Wednesday, March 11, 2009

U.S. v. Hilgers, No. 08-30078 (3-11-09). The 9th affirms an above-guidelines sentence as reasonable. The offense was mortgage fraud, and the defendant manipulated lendees and lenders as a mortgage broker. His guidelines were 33 to 41 months. The PSR painted an unflattering portrait of a manipulator, and questioned his sincerity. The court considered the 3553 factors, and found that the defendant's ability to manipulate and secure trust from family, friends, and lenders called for a higher sentence, as well as his past criminal history. The sentence was five years which, while it was three years longer than the guidelines, was still reasonable under the circumstances and the analysis of the 3553 factors.

U.S. v. Hammons, No. 08-50329 (3-11-09). The 9th Circuit finds that in sentencing on a SR violation, the court must state the reasons for the sentence and must calculate the guidelines accurately. Here, the defendant had a drug conviction, and was on supervised release, when he suffered a DUI conviction. Probation recommended treatment. At disposition, the defendant said he was trying to deal with his problem, and wanted treatment. The court asked the defendant how driving drunk furthered his attempts at recovery and later stated that he (the court) always thought about the sentence. Under a plain error review, the 9th (Pregerson joined by D. Nelson and Singleton) held that more was needed. The court had to explain why the sentence was imposed, and explain how it fit with the purposes of SR, which is different from sentencing. A SR sentence for violation is not punishment for other crimes, but for a breach of trust. There is also a question of how accurate the SR report was as to the criminal history. The court had to assure that the guidelines were accurate for a SR violation. A good case that applies rigor to SR dispositions.
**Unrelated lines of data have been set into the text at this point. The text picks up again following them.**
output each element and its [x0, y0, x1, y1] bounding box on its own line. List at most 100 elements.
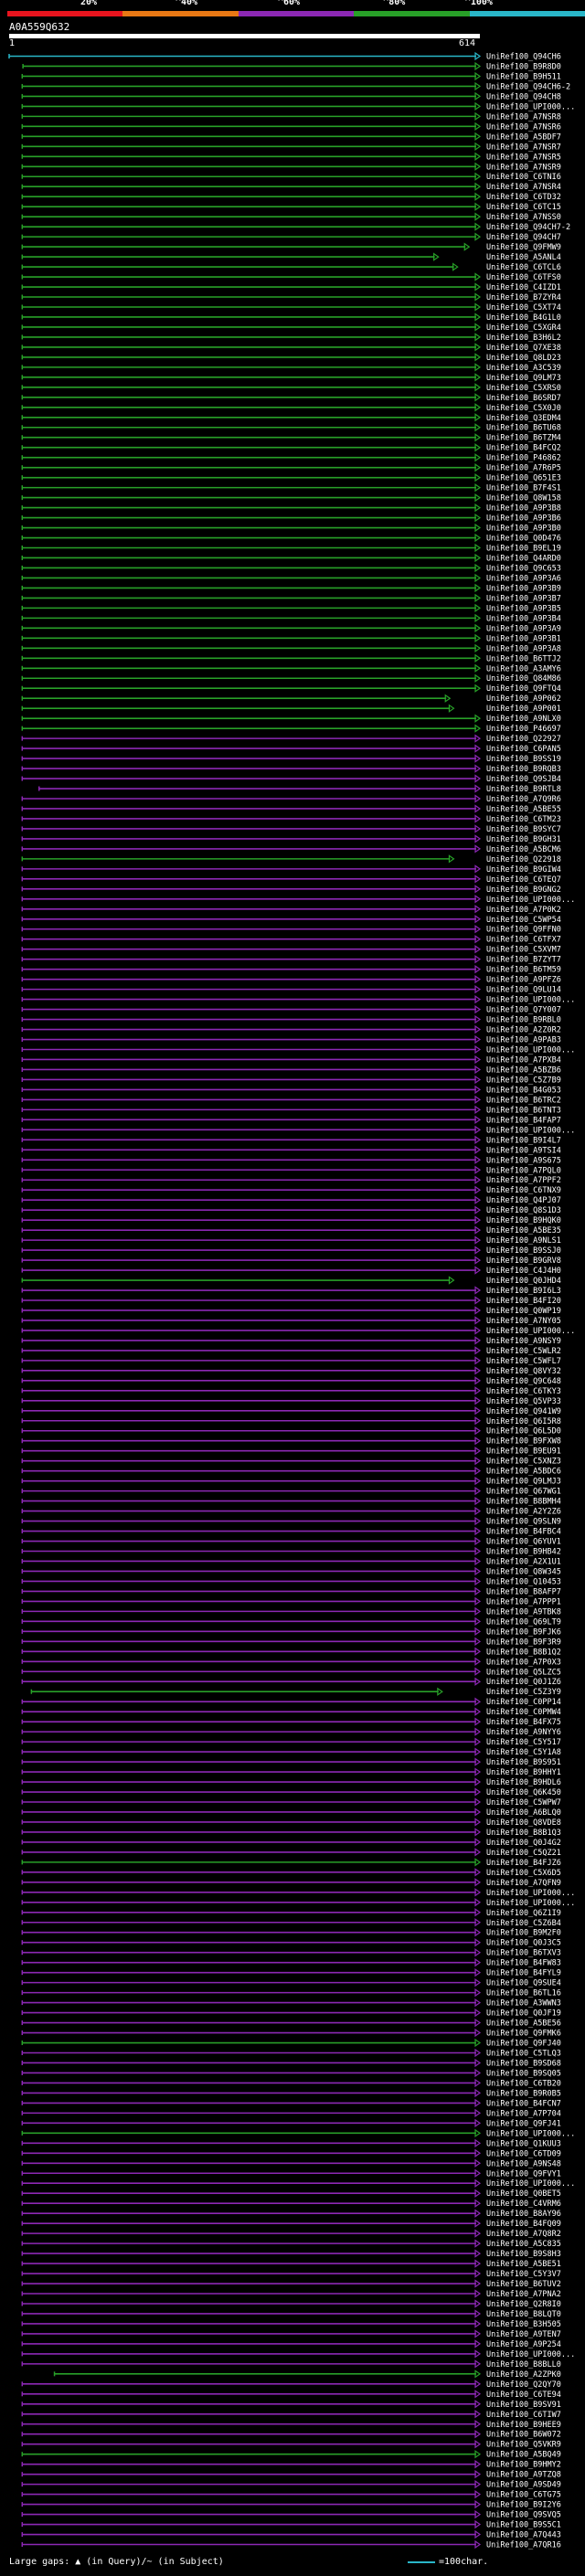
hit-label[interactable]: UniRef100_C4IZD1 [486, 283, 561, 292]
hit-label[interactable]: UniRef100_C5Y1A8 [486, 1748, 561, 1757]
hit-label[interactable]: UniRef100_B9HEE9 [486, 2421, 561, 2430]
hit-label[interactable]: UniRef100_Q5VP33 [486, 1397, 561, 1406]
hit-label[interactable]: UniRef100_A9NLS1 [486, 1236, 561, 1246]
hit-label[interactable]: UniRef100_C6TKY3 [486, 1387, 561, 1396]
hit-label[interactable]: UniRef100_A2X1U1 [486, 1557, 561, 1566]
hit-label[interactable]: UniRef100_B8AFP7 [486, 1587, 561, 1596]
hit-label[interactable]: UniRef100_A7NSR5 [486, 153, 561, 162]
hit-label[interactable]: UniRef100_UPI000... [486, 2179, 575, 2189]
hit-label[interactable]: UniRef100_B8B1Q2 [486, 1648, 561, 1657]
hit-label[interactable]: UniRef100_B9SS19 [486, 755, 561, 764]
hit-label[interactable]: UniRef100_A9P3A6 [486, 574, 561, 583]
hit-label[interactable]: UniRef100_A5C835 [486, 2240, 561, 2249]
hit-label[interactable]: UniRef100_A7NSR7 [486, 143, 561, 152]
hit-label[interactable]: UniRef100_B6TUV2 [486, 2280, 561, 2289]
hit-label[interactable]: UniRef100_Q2QY70 [486, 2380, 561, 2390]
hit-label[interactable]: UniRef100_UPI000... [486, 2129, 575, 2138]
hit-label[interactable]: UniRef100_UPI000... [486, 1046, 575, 1055]
hit-label[interactable]: UniRef100_A9P3B8 [486, 504, 561, 514]
hit-label[interactable]: UniRef100_C5XRS0 [486, 384, 561, 393]
hit-label[interactable]: UniRef100_A3AMY6 [486, 664, 561, 673]
hit-label[interactable]: UniRef100_B9SD68 [486, 2059, 561, 2068]
hit-label[interactable]: UniRef100_A5BE51 [486, 2260, 561, 2269]
hit-label[interactable]: UniRef100_C5XT74 [486, 303, 561, 313]
hit-label[interactable]: UniRef100_B4FI20 [486, 1297, 561, 1306]
hit-label[interactable]: UniRef100_Q0WP19 [486, 1307, 561, 1316]
hit-label[interactable]: UniRef100_C6TC15 [486, 203, 561, 212]
hit-label[interactable]: UniRef100_Q9SLN9 [486, 1518, 561, 1527]
hit-label[interactable]: UniRef100_Q67WG1 [486, 1488, 561, 1497]
hit-label[interactable]: UniRef100_A7R6P5 [486, 464, 561, 473]
hit-label[interactable]: UniRef100_B3H505 [486, 2320, 561, 2329]
hit-label[interactable]: UniRef100_Q69LT9 [486, 1617, 561, 1627]
hit-label[interactable]: UniRef100_B9FXW8 [486, 1437, 561, 1447]
hit-label[interactable]: UniRef100_A9TBK8 [486, 1607, 561, 1617]
hit-label[interactable]: UniRef100_B9RBL0 [486, 1016, 561, 1025]
hit-label[interactable]: UniRef100_B9GNG2 [486, 885, 561, 895]
hit-label[interactable]: UniRef100_Q6Z1I9 [486, 1909, 561, 1918]
hit-label[interactable]: UniRef100_B4G053 [486, 1086, 561, 1095]
hit-label[interactable]: UniRef100_Q9C653 [486, 564, 561, 573]
hit-label[interactable]: UniRef100_UPI000... [486, 996, 575, 1005]
hit-label[interactable]: UniRef100_C5XVM7 [486, 946, 561, 955]
hit-label[interactable]: UniRef100_B6TRC2 [486, 1096, 561, 1105]
hit-label[interactable]: UniRef100_A2Z0R2 [486, 1026, 561, 1035]
hit-label[interactable]: UniRef100_Q6I5R8 [486, 1417, 561, 1426]
hit-label[interactable]: UniRef100_B9S951 [486, 1758, 561, 1767]
hit-label[interactable]: UniRef100_Q8S1D3 [486, 1206, 561, 1215]
hit-label[interactable]: UniRef100_B3H6L2 [486, 334, 561, 343]
hit-label[interactable]: UniRef100_B6TL16 [486, 1989, 561, 1998]
hit-label[interactable]: UniRef100_A3WWN3 [486, 1999, 561, 2009]
hit-label[interactable]: UniRef100_UPI000... [486, 1889, 575, 1898]
hit-label[interactable]: UniRef100_C0PP14 [486, 1698, 561, 1707]
hit-label[interactable]: UniRef100_A7PNA2 [486, 2290, 561, 2299]
hit-label[interactable]: UniRef100_B4FAP7 [486, 1116, 561, 1125]
hit-label[interactable]: UniRef100_Q0BET5 [486, 2189, 561, 2199]
hit-label[interactable]: UniRef100_A9P062 [486, 694, 561, 704]
hit-label[interactable]: UniRef100_UPI000... [486, 102, 575, 111]
hit-label[interactable]: UniRef100_B4FJZ6 [486, 1859, 561, 1868]
hit-label[interactable]: UniRef100_B6TZM4 [486, 434, 561, 443]
hit-label[interactable]: UniRef100_Q8VDE8 [486, 1818, 561, 1828]
hit-label[interactable]: UniRef100_C5Y3V7 [486, 2270, 561, 2279]
hit-label[interactable]: UniRef100_P46862 [486, 454, 561, 463]
hit-label[interactable]: UniRef100_B4FW83 [486, 1959, 561, 1968]
hit-label[interactable]: UniRef100_A9P3B6 [486, 514, 561, 524]
hit-label[interactable]: UniRef100_Q9FJ41 [486, 2119, 561, 2128]
hit-label[interactable]: UniRef100_Q4PJ07 [486, 1196, 561, 1205]
hit-label[interactable]: UniRef100_B6TTJ2 [486, 654, 561, 663]
hit-label[interactable]: UniRef100_B8AY96 [486, 2210, 561, 2219]
hit-label[interactable]: UniRef100_C5Y517 [486, 1738, 561, 1747]
hit-label[interactable]: UniRef100_B6TXV3 [486, 1949, 561, 1958]
hit-label[interactable]: UniRef100_B9RTL8 [486, 785, 561, 794]
hit-label[interactable]: UniRef100_B4FCN7 [486, 2099, 561, 2108]
hit-label[interactable]: UniRef100_A7QR16 [486, 2541, 561, 2550]
hit-label[interactable]: UniRef100_A7NSR8 [486, 112, 561, 122]
hit-label[interactable]: UniRef100_A9NS48 [486, 2159, 561, 2168]
hit-label[interactable]: UniRef100_Q9FFN0 [486, 926, 561, 935]
hit-label[interactable]: UniRef100_B9EL19 [486, 545, 561, 554]
hit-label[interactable]: UniRef100_A7P0K2 [486, 906, 561, 915]
hit-label[interactable]: UniRef100_Q8W158 [486, 494, 561, 504]
hit-label[interactable]: UniRef100_B9R8D0 [486, 62, 561, 71]
hit-label[interactable]: UniRef100_Q9LM73 [486, 374, 561, 383]
hit-label[interactable]: UniRef100_Q0D476 [486, 535, 561, 544]
hit-label[interactable]: UniRef100_B6SRD7 [486, 394, 561, 403]
hit-label[interactable]: UniRef100_B8B1Q3 [486, 1829, 561, 1838]
hit-label[interactable]: UniRef100_A5BDC6 [486, 1468, 561, 1477]
hit-label[interactable]: UniRef100_A6BLQ0 [486, 1808, 561, 1818]
hit-label[interactable]: UniRef100_C5WPW7 [486, 1798, 561, 1807]
hit-label[interactable]: UniRef100_C6TE94 [486, 2390, 561, 2400]
hit-label[interactable]: UniRef100_A7NSR9 [486, 163, 561, 172]
hit-label[interactable]: UniRef100_A9P3A9 [486, 624, 561, 633]
hit-label[interactable]: UniRef100_Q8W345 [486, 1567, 561, 1576]
hit-label[interactable]: UniRef100_C6TNI6 [486, 173, 561, 182]
hit-label[interactable]: UniRef100_C5Z6B4 [486, 1919, 561, 1928]
hit-label[interactable]: UniRef100_A7NSR6 [486, 122, 561, 132]
hit-label[interactable]: UniRef100_A9P3B9 [486, 584, 561, 593]
hit-label[interactable]: UniRef100_C6TFS0 [486, 273, 561, 282]
hit-label[interactable]: UniRef100_A9S675 [486, 1156, 561, 1165]
hit-label[interactable]: UniRef100_B9EU91 [486, 1447, 561, 1457]
hit-label[interactable]: UniRef100_Q9LU14 [486, 986, 561, 995]
hit-label[interactable]: UniRef100_B9FJK6 [486, 1627, 561, 1637]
U.S. v. Krstic, No. 08-30022 (3-10-09). How to read a badly drafted statute? The 9th considers 1546(a) which makes it a crime to have a fraudulent immigration document, and arguably one that was authentic but secured by a false statement. The "arguably" is there because the statute does not make it clear whether Congress meant that the document itself had to be false or whether it wanted to broaden the scope. O'Scannlain, joined by Graber and Bybee, weigh the statutory interpretations, and decide that of course Congress wanted to have as broad a statute as possible. The 9th looked at former statutes, and policy, and parsed the words carefully. Oh yes, the rule of lenity did not apply. The defendant here was a Serbian soldier who got a valid immigration document, but who supposedly made a false statement in applying, stating that he never served in the military. The trial court had dismissed the indictment. The 9th reverses and remands.

U.S. v. Colson, 08-10282 (3-10-09). The 9th affirms that there is a lack of jurisidiction to review the decision by the district court's regarding a discretionary reduction of sentence under 18 USC 3582(c). U.S. v. Lowe, 136 F.3d 1231 (9th Cir. 1991) is still binding and is not overruled by U.S. v. Carty, 520 F.3d 984 (9th Cir. 2008) (en banc).